I'm using Netbeans to add professional-like comments to each function, I write. So I begin each of it with /**
and then I press Enter
to let Netbeans fulfill default comment scheme for following function.
Up until now I've been using this only for PHP language and in this case Netbeans was always adding @returns {type}
part in comment scheme only, if following PHP function really included return
statement. On so called "procedures" (functions that does not return any value) this part was missing.
Today I tried the same thing for Javascript function and Netbeans added @returns {undefined}
part to comment scheme even though following function does not return anything.

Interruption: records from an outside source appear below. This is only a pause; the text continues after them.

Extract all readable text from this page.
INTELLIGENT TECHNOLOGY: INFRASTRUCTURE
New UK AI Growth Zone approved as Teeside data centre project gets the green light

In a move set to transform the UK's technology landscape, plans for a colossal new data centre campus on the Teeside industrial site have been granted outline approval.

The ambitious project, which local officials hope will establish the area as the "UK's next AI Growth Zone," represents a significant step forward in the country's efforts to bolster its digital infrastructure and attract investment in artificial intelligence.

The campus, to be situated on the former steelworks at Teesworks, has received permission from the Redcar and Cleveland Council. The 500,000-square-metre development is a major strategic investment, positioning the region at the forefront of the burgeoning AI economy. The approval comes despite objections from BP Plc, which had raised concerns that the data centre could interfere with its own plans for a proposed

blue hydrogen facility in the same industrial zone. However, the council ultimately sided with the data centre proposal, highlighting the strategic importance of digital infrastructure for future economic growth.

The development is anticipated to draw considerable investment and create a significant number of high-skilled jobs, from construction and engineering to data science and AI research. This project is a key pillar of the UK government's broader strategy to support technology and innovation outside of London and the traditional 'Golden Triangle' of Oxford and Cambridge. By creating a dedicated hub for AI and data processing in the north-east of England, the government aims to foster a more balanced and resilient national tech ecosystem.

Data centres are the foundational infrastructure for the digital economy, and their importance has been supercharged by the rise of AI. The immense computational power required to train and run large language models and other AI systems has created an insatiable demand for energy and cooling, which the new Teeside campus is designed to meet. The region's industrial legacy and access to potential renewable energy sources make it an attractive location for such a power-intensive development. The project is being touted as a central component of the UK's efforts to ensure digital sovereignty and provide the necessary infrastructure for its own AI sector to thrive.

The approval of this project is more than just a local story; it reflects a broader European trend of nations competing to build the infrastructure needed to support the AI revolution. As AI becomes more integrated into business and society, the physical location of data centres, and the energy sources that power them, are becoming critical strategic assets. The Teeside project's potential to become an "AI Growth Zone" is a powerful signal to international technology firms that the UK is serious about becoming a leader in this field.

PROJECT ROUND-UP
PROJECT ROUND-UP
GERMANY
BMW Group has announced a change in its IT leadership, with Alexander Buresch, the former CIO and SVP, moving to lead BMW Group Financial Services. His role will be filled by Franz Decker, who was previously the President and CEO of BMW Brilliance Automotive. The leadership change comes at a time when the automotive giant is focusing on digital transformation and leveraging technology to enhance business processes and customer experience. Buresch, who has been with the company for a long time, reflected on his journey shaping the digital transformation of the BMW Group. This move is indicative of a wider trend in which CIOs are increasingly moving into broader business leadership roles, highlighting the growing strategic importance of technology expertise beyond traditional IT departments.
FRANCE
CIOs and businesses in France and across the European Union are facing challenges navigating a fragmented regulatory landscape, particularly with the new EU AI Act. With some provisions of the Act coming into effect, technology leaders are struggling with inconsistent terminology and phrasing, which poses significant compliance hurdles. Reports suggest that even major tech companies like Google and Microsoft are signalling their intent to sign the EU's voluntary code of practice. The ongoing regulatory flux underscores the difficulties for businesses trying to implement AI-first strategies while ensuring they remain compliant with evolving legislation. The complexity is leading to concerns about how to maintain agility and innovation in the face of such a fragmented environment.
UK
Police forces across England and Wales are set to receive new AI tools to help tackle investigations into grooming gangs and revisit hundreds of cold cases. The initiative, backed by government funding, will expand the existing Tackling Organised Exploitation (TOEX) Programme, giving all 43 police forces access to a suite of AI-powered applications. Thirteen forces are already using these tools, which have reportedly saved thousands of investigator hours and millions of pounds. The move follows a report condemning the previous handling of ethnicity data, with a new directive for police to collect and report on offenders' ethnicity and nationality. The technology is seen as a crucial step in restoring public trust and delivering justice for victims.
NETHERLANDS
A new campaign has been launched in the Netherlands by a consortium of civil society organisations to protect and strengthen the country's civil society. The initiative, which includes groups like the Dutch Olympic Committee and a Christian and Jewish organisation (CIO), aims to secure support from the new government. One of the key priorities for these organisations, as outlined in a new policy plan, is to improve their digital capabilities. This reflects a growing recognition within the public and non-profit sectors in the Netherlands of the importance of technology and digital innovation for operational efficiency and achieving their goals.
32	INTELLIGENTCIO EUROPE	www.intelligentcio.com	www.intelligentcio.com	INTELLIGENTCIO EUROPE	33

This confused me. Does Netbeans suggests this way, that every Javascript function has to return anything? What should I do? Ignore (or delete) that comment scheme part or follow suggestion (if this is suggestion at all) and add return false;
in the end of such function, though it is useless for me?
The short answer is no.
The real answer is yes: the JS engine has to be notified that some function has finished its business, which is done by the function returning something. This is also why, instead of "finished", a function is said to "have returned".
A function that lacks an explicit return statement will return undefined
, like a C(++) function that has no return value is said (and its signature reflects this) to return void
:
void noReturn()//return type void
{
printf("%d\n", 123);
return;//return nothing, can be left out, too
}
//in JS:
function noReturn()
{
console.log('123');//or evil document.write
return undefined;//<-- write it or not, the result is the same
return;//<-- same as return undefined
}
Also, in JS, like in most every language, you're free to simply ignore the return value of a function, which is done an awful lot:
(function()
{
console.log('this function in an IIFE will return undefined, but we don\'t care');
}());
//this expression evaluates to:
(undefined);//but we don't care
At some very low level, the return is translated into some sort of jump. If a function really returned nothing at all, there would be no way of knowing what and when to call the next function, or to call event handlers and the like.
So to recap: No, a JS function needn't return anything as far as your code goes. But as far as the JS engines are concerned: a function always returns something, be it explicitly via a return
statement, or implicitly. If a function returns implicitly, its return value will always be undefined.